Some of the oldest, most familiar colour maps are bad performers in at least one, and sometimes all three respects. A prime example is Jet (Figure A below) which until quite recently was the default colour map in Matlab (mathematical software with signal analysis functionality widely used by audio academics). In showing you different colour maps here I’m dependent on accurate colour rendition on your computer screen, but you should be able to see at a glance that Jet is not perceptually uniform. There is obvious banding in the light blue and yellow, and rather sharp transitions to the darker colours at either extreme.

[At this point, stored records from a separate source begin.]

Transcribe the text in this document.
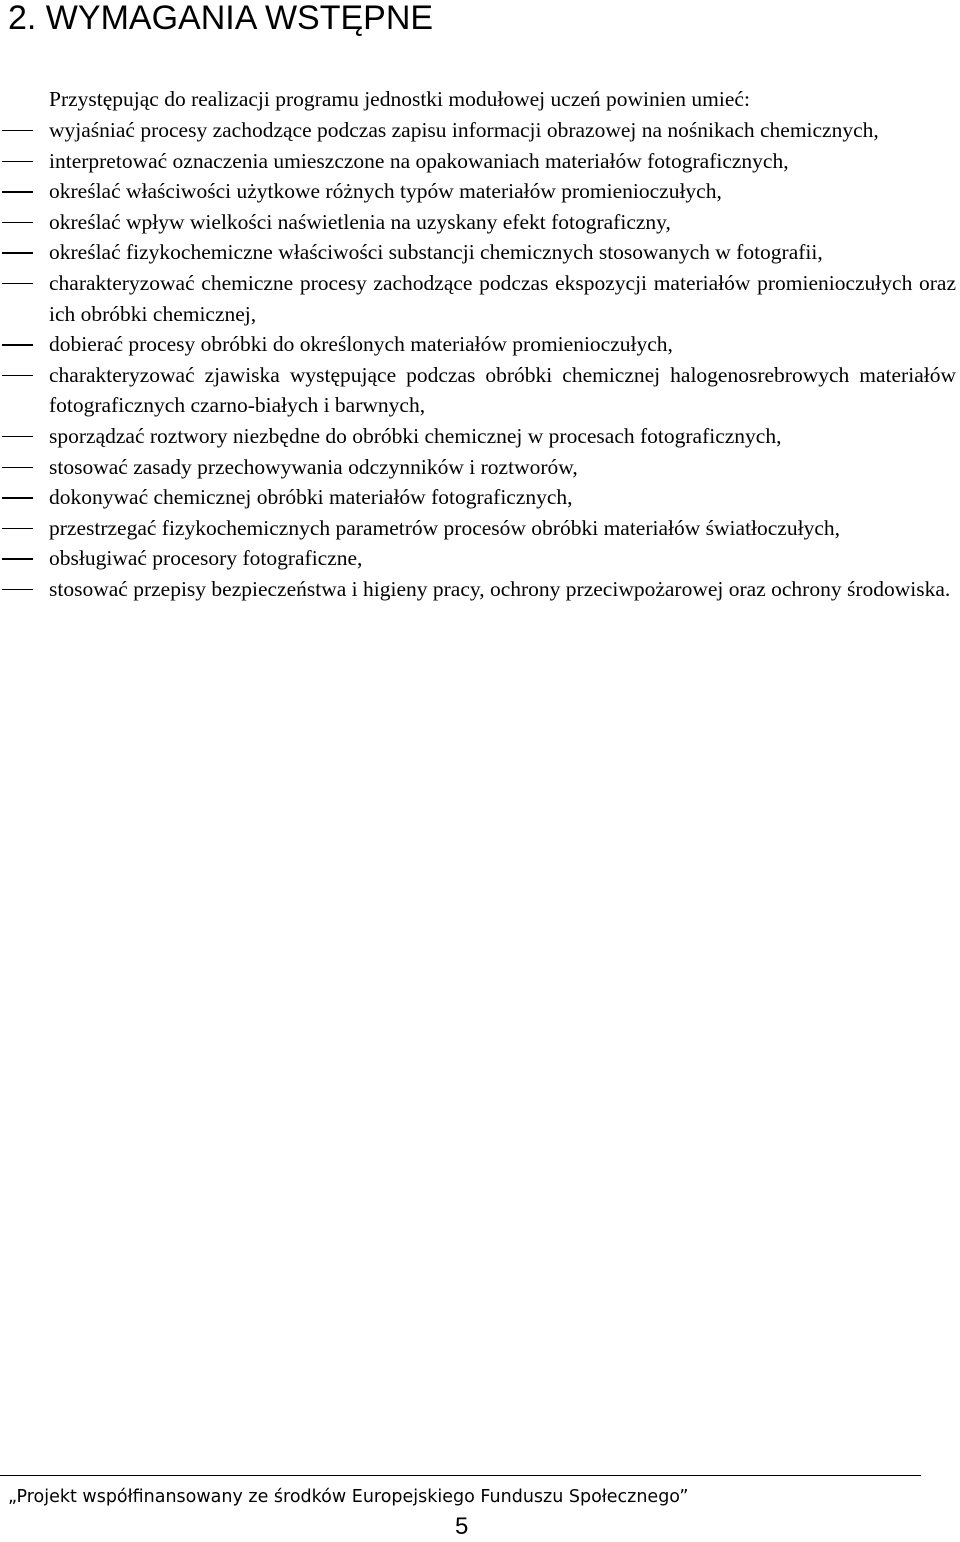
2. WYMAGANIA WSTĘPNE

Przystępując do realizacji programu jednostki modułowej uczeń powinien umieć:

wyjaśniać procesy zachodzące podczas zapisu informacji obrazowej na nośnikach chemicznych,
interpretować oznaczenia umieszczone na opakowaniach materiałów fotograficznych,
określać właściwości użytkowe różnych typów materiałów promienioczułych,
określać wpływ wielkości naświetlenia na uzyskany efekt fotograficzny,
określać fizykochemiczne właściwości substancji chemicznych stosowanych w fotografii,
charakteryzować chemiczne procesy zachodzące podczas ekspozycji materiałów promienioczułych oraz ich obróbki chemicznej,
dobierać procesy obróbki do określonych materiałów promienioczułych,
charakteryzować zjawiska występujące podczas obróbki chemicznej halogenosrebrowych materiałów fotograficznych czarno-białych i barwnych,
sporządzać roztwory niezbędne do obróbki chemicznej w procesach fotograficznych,
stosować zasady przechowywania odczynników i roztworów,
dokonywać chemicznej obróbki materiałów fotograficznych,
przestrzegać fizykochemicznych parametrów procesów obróbki materiałów światłoczułych,
obsługiwać procesory fotograficzne,
stosować przepisy bezpieczeństwa i higieny pracy, ochrony przeciwpożarowej oraz ochrony środowiska.

„Projekt współfinansowany ze środków Europejskiego Funduszu Społecznego”

5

Less obviously (unless you are colour blind), it also fails the third criterion because it includes both greens and reds, and the second criterion too: it is much brighter in the middle than at either extreme.

If you insist on using a colour map that mimics the visible spectrum, running from blue to red via green, then Turbo (Figure B) is a better option as it eliminates the banding – but it still has uneven luminance and is, obviously because it contains red and green, poorly adapted to colour-blind viewers. Whereas the other five colour maps illustrated here (Figures C to G) are examples of alternatives that have been designed to meet all three criteria, even if they look a little less spectacular.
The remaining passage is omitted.